[…] le
style n’est que l’ordre et le mouvement qu’on met dans ses pensées […] Bien écrire, c’est tout à la fois
bien penser, bien sentir et bien rendre ; c’est avoir en même temps de
l’esprit, de l’âme et du goût. Le style suppose la réunion et l’exercice de
toutes les facultés intellectuelles ; les idées seules forment le fonds du
style ; l’harmonie des paroles n’en est que l’accessoire, et ne dépend que
de la sensibilité des organes. […] le style est l’homme même.

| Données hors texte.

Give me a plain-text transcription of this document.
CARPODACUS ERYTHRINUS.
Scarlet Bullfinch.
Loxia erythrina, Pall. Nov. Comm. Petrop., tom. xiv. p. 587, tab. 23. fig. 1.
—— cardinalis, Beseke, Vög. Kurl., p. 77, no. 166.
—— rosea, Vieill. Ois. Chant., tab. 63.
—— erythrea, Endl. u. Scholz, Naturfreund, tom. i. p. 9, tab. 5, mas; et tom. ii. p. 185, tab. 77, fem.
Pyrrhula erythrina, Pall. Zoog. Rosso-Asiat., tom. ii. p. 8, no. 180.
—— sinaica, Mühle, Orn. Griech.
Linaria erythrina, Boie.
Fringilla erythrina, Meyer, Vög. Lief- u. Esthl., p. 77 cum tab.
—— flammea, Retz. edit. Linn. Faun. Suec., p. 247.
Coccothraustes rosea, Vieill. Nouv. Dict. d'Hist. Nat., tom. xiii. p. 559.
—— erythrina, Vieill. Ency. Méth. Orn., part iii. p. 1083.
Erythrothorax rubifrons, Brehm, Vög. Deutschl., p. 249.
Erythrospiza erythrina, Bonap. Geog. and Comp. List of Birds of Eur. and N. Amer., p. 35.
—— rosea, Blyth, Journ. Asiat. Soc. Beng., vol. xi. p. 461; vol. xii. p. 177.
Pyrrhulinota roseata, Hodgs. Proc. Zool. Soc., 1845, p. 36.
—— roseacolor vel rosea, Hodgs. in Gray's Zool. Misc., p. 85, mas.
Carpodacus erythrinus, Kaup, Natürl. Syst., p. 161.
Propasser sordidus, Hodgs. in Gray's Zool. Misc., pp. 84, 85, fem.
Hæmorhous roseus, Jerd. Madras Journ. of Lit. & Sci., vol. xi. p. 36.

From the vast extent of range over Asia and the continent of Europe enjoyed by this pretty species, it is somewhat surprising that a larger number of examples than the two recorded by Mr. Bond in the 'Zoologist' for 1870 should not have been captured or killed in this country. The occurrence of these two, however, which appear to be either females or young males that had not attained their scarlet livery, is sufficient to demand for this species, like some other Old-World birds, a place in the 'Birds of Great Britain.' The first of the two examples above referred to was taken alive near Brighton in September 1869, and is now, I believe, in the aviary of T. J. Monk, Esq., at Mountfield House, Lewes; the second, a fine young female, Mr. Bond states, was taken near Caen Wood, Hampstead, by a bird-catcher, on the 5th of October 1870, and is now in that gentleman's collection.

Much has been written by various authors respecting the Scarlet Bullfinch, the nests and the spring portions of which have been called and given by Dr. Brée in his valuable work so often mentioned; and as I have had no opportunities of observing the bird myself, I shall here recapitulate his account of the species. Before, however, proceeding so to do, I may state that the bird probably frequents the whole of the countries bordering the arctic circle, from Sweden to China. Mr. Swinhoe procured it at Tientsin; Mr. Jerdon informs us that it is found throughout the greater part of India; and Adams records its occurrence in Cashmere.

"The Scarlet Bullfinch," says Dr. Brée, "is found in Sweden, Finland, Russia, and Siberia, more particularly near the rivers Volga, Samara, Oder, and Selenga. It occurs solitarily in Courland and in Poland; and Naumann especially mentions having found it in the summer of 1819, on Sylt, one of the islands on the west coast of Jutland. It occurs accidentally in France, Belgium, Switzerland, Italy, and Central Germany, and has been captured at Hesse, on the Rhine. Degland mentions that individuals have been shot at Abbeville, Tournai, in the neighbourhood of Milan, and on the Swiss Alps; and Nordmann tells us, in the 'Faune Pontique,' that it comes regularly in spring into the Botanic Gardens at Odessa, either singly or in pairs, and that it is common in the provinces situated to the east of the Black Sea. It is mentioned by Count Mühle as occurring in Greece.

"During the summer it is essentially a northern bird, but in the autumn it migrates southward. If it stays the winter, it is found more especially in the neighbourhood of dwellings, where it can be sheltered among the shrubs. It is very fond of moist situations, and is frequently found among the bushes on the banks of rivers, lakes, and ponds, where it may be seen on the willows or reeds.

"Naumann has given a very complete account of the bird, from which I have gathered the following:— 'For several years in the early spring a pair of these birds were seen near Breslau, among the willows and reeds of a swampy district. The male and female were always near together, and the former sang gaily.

– Buffon, Discours sur le style (1753)
Après mon billet du 21 septembre,
me voici encore à commenter la prose de madame Francine Pelletier, chroniqueuse
du Devoir. « Étiez-vous parmi les millions de
spectateurs qui ont syntonisé le
débat Trump-Clinton ? »
demande-t-elle dans l’édition de ce matin. Syntoniser,
pour le Larousse, c’est « réaliser une syntonie », c’est-à-dire un « état
résultant de l’accord ou de l’égalité des fréquences de plusieurs appareils ou
phénomènes. ». C’est « accorder deux circuits oscillant sur une même
fréquence » pour se mettre plus facilement à l’abri des brouillages » (Trésor de la langue française informatisé). Pour le Dictionnaire québécois d’aujourd’hui, syntoniser, c’est « régler
une fréquence donnée sur un récepteur radio ». Le Trésor de la langue
française au Québec n’offre que trois attestations du verbe syntoniser. On se demande pourquoi la
chroniqueuse utilise ce verbe, inapproprié dans les circonstances, plutôt que
de demander plus simplement à ses lecteurs s’ils ont regardé le débat
Trump-Clinton.
Mais peut-être faut-il voir dans l’utilisation du
verbe syntoniser un lapsus freudien : les deux candidats n’étaient pas sur
la même longueur d’onde et la chroniqueuse aurait préféré qu’ils se
syntonisassent.
Plus loin,
la chroniqueuse écrit : « J’ai souvent dit qu’il était difficile pour
les femmes publiques de trouver le
bon ton.» Le contexte indique que les femmes publiques ici
mentionnées ne sont ni des lorettes ni des cocottes ni des poules. Pour autant
il est encore un peu risqué de voir dans l’expression femme publique la simple féminisation d’homme public. Même si, un
peu partout sur la planète, des hommes publics se vendent au plus offrant.
Dans sa
chronique précédente, Francine Pelletier avait écrit : « Des hommes à
95 % qui ont souffert de l’arrivée massive des femmes sur le marché du
travail, du déplacement de la main-d’œuvre vers l’étranger, de la disparition
du secteur manufacturier en faveur de l’innovation technologique. » Cette féministe préférerait-elle
donc des machos, des hommes à 100 %? Encore une fois, il s’agit d’une
maladresse de style. Il aurait fallu écrire, le plus simplement du monde :
des hommes qui, à 95 %, ont souffert de l’arrivée massive des
femmes sur le marché du travail…
N’hésitons
pas à féminiser le discours de Buffon : le style, c’est aussi la femme.